沢木耕太郎さんが書いた『世界は「使われなかった人生」であふれてる』(幻冬舎文庫)を再読する。沢木さんによる映画をめぐる論評集。改めてこの人の文章の清潔感に深く感心する。こういう文章を書ける人だからこそ沢木耕太郎は「ニュージャーナリズムの旗手」たり得たにちがいない。その簡潔さと文章のリズム、独自の視点、表現の説得力、どれをとってもすばらしく、つくづくとこういう文章を書きたいものだと思う。


著者は「旅する女/シャーリー・バレタイン」(1989年)という映画に触れながら、人間の分岐点についての論考をしていて、誰でも「使われなかった人生」が存在すると説く。まったくその通りで、もしもあの時、別の道を選んでいたら、その人には今とはまったく違う別の人生があったにちがいない。その例として著者は映画評論家の淀川長治さんと女優の吉永小百合さんの「使われなかった人生」について言及している。それぞれの分野で大きな功績を残したお二人であるが、もしも今の仕事に就いていなかったら、お二人とも教師になっていたというエピソードが本書の冒頭で紹介される。

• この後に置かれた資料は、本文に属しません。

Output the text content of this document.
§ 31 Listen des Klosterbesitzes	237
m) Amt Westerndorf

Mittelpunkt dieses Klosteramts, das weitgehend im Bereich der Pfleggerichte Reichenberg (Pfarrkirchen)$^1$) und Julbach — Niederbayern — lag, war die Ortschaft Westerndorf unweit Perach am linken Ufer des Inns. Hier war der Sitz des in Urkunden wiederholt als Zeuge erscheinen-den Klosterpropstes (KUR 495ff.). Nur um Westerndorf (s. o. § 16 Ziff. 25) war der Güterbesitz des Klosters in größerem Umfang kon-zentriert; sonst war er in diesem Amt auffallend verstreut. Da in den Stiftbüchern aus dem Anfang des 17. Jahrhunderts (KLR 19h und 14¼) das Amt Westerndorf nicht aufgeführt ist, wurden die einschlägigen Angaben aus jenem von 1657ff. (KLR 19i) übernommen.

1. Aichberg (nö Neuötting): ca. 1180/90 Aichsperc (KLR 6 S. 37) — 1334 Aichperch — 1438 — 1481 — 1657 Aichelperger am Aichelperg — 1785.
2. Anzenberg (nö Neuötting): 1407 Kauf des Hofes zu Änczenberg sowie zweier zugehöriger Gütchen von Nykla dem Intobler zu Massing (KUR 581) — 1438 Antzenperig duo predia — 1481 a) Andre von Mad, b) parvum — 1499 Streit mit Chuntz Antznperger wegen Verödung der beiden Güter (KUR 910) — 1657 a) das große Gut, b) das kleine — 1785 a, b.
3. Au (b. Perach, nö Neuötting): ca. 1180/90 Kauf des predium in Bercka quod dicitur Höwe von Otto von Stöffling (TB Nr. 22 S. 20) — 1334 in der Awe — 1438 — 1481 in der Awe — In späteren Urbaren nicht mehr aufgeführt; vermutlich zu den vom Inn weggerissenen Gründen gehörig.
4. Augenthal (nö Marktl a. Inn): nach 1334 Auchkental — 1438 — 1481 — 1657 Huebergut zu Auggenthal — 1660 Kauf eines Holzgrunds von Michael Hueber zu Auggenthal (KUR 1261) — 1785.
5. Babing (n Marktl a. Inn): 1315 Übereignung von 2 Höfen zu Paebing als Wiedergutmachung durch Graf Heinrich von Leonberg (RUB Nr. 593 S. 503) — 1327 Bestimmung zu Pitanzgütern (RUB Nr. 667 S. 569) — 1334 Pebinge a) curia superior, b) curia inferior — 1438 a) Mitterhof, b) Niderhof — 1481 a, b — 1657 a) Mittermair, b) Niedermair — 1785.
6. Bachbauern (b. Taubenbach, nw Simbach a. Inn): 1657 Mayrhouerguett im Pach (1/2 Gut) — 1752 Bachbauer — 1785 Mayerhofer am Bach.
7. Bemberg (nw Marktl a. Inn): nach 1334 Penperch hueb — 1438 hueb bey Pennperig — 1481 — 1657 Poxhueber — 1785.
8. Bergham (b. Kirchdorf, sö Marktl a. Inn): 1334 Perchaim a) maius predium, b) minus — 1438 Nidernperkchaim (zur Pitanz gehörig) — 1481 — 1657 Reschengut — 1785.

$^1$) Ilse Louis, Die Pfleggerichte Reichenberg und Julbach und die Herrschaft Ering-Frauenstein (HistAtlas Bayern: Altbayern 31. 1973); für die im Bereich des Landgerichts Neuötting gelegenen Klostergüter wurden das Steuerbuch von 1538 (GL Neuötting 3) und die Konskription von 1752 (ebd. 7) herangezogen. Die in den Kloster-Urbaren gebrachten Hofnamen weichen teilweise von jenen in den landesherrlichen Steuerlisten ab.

かく言うわたしにも「使われなかった人生」があり、前にも書いたことがあるので繰り返さないが、それはデザイナーのような仕事である。著者の沢木さんの場合は「丸の内に本社を構える大企業」の社員である。22歳の沢木耕太郎は、その雨の日の朝、入社が決まっていたその会社へ向かうことをいきなり放棄するのである。その結果、沢木耕太郎はノンフィクションライターとしての道を歩き始め、今日に至るわけである。


安定した会社員ではなくノンフィクションライターという茨の道を進むことを決意する若き日の沢木耕太郎の姿はドラマチックである。それをそのように感じるのは、ノンフィクションライターとしてすぐれた作品をいくつもものにした現在の沢木耕太郎が存在するからか。そんな著者と比べるのもおこがましいが、わたしにも「雨の日の朝」は存在したにちがいない。いや、淀川長治にも吉永小百合にも「雨の日の朝」は存在したにちがいない。決断は必ずしも「雨の日の朝」でなくてもよいがその日は雨が降っていて主人公は傘を持っているべきである。なぜなら主人公はポイと傘を捨て、ずぶ濡れになっても平気なのだから。彼は踵を返して違う道を行く。


こんな回想をするのはわたしがすでに回想する過去を持っている人間だからだが、まだ道を決めかねている若いアナタにもいずれ「雨の日の朝」は必ずやって来る。そして、時間が経ち、ある日、「使われなかった人生」がアナタの目の前に忽然と姿を現す。